• La région Ile-de-France est à la fois la plus riche de notre pays... et la plus inégalitaire. Les écarts entre les plus aisés et les plus pauvres, entre les banlieues populaires et les centres d'affaires et de tourisme, y sont colossaux. Malgré son effervescence, son patrimoine et sa créativité, chaque jour davantage de ses habitants rêvent de la quitter pour fuir la vie chère, le stress, les pollutions. Ces inégalités sociales et territoriales ne sont pas une fatalité : elles sont le résultat de choix politiques axés sur la compétitivité, l'attractivité, la concurrence. Car avec ses 5 milliards d'euros de budget et son pouvoir d'impulsion, la région Ile-de-France a les moyens d'améliorer le quotidien de sa population.

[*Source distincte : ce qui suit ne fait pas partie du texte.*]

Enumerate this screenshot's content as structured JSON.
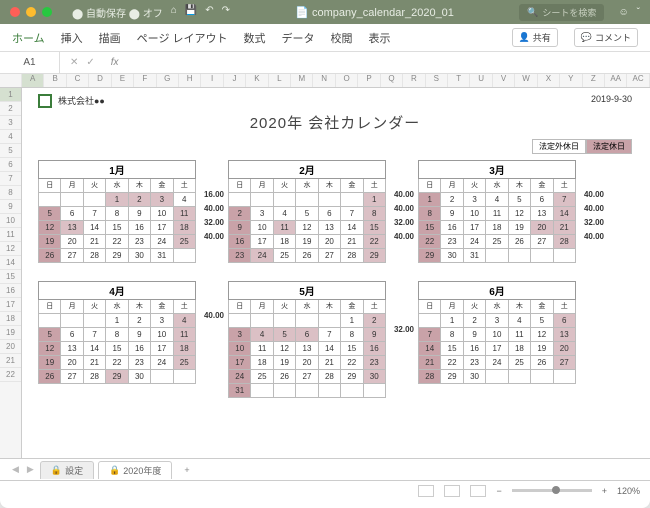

    Clémentine Autain propose d'abord de dégager un horizon assombri par les crises en créant un choc de solidarité. Puis d'engager un changement profond de modèle de développement qui devra être guidé par trois exigences : l'égalité sociale et territoriale, la bifurcation écologique, l'ambition éducative et culturelle. Grâce au partage des richesses et des ressources, à la mise en commun des savoirs et des pouvoirs, l'Ile-de-France peut changer de trajectoire pour devenir plus respirable et épanouissante.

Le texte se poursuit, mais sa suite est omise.